Recentemente, em Suzano (SP), dois jovens entraram na Escola Estadual Raul Brasil e deixaram 10 alunos mortos e outros feridos. De acordo com a investigação, os jovens planejavam matar os desafetos na escola. Esses dois casos, além de outros como o ocorrido em um colégio de Goiânia (GO), em outubro de 2017, quando um estudante matou dois colegas e feriu outros quatro, evidenciam casos de buylling.

 

“Os pais, professores e a sociedade estão, na maioria das vezes, voltados para questões da vida cotidiana que não percebem as mudanças nos filhos e nos alunos. Acredite, o local de maior incidência de bullying é na escola.

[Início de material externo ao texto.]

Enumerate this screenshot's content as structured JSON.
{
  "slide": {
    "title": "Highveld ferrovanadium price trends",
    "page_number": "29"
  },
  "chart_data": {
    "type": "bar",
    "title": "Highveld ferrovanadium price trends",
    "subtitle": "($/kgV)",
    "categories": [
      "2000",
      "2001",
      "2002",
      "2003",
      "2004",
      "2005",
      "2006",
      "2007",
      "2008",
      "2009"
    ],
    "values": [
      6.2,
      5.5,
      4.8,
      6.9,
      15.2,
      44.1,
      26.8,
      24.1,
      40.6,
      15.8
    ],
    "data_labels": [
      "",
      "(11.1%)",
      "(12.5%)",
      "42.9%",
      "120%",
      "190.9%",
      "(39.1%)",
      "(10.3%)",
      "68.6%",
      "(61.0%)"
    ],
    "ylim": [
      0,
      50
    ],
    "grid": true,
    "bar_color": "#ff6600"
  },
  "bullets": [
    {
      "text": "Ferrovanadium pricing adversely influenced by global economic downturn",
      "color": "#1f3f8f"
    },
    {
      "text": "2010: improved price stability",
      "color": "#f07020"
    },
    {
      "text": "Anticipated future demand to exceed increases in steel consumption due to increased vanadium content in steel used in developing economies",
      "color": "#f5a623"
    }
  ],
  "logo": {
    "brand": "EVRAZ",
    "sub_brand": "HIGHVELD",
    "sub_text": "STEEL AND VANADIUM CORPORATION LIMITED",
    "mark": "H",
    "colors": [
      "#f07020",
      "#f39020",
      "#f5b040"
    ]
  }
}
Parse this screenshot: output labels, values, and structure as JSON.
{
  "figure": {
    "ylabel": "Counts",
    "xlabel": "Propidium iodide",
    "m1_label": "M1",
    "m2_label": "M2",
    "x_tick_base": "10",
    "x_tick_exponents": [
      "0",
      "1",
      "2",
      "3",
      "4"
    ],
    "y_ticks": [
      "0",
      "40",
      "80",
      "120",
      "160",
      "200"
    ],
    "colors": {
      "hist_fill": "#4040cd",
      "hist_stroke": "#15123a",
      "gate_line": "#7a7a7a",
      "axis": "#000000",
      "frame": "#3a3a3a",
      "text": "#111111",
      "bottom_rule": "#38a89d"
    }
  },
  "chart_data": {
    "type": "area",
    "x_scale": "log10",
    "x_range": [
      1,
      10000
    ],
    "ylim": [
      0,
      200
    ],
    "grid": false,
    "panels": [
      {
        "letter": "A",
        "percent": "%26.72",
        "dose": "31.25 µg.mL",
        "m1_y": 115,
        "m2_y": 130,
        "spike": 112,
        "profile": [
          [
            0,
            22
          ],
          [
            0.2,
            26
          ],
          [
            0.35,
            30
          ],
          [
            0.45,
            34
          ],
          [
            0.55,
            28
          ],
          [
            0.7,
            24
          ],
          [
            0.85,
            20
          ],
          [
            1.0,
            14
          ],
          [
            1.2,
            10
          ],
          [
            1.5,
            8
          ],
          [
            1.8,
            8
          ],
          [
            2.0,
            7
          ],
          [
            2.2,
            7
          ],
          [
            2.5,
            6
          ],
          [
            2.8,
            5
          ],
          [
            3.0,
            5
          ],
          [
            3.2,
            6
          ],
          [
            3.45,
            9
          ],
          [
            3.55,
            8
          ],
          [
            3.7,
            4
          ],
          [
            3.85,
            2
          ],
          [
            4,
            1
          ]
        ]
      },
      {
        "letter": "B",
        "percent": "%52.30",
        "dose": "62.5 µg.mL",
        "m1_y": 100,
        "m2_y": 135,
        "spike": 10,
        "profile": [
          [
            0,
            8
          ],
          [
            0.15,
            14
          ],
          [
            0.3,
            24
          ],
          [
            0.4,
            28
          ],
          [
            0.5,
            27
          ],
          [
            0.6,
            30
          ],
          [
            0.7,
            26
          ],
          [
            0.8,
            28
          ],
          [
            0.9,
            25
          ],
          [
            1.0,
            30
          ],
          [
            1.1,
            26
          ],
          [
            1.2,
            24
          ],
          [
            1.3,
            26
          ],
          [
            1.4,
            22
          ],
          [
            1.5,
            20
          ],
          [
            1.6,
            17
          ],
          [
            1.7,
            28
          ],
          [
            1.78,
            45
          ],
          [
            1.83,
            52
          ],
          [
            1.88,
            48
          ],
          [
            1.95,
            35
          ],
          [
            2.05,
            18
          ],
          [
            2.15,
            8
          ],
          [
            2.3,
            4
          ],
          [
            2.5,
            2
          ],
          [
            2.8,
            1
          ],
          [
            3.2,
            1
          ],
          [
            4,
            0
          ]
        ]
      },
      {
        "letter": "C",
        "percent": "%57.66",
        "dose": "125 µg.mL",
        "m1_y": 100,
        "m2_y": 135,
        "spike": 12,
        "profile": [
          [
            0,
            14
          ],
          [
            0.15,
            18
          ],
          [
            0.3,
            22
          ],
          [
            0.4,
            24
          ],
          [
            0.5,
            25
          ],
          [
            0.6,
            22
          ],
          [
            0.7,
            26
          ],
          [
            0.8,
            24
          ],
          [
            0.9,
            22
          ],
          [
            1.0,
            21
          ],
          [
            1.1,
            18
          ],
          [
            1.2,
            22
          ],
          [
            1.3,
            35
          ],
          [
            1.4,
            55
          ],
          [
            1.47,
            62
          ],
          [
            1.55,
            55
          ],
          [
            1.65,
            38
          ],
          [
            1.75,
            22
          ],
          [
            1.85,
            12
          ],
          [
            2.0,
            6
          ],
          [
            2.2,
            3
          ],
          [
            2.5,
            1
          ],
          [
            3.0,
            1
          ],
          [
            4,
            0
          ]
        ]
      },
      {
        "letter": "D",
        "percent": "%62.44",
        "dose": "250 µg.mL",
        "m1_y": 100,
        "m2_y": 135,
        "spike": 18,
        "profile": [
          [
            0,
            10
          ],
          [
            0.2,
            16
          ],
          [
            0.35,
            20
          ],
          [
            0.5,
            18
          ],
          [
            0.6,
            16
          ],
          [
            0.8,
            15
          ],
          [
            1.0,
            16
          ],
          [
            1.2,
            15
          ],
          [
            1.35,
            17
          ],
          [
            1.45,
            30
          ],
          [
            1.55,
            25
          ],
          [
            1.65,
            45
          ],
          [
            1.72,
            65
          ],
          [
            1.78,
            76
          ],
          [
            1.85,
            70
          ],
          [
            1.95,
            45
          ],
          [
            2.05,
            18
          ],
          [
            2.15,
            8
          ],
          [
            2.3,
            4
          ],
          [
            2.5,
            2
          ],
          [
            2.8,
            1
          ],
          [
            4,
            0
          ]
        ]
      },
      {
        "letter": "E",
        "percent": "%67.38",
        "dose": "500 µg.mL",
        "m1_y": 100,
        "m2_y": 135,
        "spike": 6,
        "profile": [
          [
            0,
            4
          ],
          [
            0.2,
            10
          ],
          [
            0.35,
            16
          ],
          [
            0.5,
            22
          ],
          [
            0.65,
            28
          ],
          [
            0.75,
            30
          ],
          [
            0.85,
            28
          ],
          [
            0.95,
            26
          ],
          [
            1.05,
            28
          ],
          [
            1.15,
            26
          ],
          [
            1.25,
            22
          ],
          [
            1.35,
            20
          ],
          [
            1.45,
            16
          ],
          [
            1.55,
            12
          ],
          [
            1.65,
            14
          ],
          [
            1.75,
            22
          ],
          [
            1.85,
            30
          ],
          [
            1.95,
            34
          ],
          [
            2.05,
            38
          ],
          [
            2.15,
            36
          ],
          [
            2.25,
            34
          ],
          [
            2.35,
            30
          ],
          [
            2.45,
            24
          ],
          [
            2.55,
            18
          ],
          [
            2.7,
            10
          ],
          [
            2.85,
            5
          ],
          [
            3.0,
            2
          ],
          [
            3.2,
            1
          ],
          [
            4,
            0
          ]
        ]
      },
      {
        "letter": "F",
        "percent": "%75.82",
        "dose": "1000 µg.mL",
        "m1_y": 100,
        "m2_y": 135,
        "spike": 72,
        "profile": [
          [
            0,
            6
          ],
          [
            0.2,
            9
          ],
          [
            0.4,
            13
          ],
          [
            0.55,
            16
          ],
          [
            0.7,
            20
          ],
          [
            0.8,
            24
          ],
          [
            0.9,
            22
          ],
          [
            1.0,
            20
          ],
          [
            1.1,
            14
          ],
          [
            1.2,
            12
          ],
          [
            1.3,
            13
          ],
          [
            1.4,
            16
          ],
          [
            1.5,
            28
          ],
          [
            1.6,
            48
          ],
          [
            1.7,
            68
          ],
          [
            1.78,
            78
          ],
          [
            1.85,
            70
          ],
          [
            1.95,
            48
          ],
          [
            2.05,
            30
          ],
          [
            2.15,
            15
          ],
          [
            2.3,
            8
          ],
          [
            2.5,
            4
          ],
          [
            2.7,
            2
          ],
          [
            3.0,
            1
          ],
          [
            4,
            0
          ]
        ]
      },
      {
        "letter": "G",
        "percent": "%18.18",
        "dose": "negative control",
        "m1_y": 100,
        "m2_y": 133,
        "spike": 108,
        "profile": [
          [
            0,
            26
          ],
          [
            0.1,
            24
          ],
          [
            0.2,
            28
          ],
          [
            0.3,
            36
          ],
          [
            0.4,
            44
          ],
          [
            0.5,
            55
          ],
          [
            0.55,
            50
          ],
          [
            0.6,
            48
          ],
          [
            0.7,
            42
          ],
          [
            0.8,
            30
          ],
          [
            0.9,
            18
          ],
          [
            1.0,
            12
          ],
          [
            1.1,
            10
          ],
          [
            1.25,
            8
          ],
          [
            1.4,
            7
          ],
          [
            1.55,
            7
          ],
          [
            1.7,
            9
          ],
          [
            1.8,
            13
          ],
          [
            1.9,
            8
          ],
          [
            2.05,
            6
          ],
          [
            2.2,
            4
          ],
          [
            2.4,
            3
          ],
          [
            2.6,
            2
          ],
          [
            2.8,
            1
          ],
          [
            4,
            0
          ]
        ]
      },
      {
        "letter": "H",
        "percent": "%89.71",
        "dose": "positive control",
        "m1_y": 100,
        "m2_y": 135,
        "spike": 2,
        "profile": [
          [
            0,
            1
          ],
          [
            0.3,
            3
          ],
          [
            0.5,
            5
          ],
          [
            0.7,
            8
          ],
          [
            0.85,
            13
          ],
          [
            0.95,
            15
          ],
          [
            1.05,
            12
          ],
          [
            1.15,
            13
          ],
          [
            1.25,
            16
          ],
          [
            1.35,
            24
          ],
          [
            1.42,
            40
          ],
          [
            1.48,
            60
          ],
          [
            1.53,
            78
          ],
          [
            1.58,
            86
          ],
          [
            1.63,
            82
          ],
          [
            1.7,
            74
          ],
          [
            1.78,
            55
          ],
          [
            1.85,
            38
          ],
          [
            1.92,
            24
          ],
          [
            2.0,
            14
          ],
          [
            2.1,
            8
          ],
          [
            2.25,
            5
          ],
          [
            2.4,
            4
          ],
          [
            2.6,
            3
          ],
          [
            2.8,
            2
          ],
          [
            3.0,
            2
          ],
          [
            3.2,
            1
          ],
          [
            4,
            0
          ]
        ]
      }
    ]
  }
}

Quem o pratica demonstra o que sente, sofre ou sofreu, muitas vezes sem perceber”, explica a pedagoga do Colégio Energia Florianópolis, Rosemeri Linhares, especialista em educação infantil.

 

Segundo ela, é essencial repensar o mundo em que vivemos atualmente, onde quase tudo é permitido. Será a negligência dos pais ou o olhar mais atento das escolas que fazem com que o bullying seja praticado tão frequentemente? “É preciso estar atento e, ao perceber sinais de sofrimento em crianças e adolescentes, buscar ajuda e dialogar sobre o que eles estão sentindo”, finaliza Rosemeri.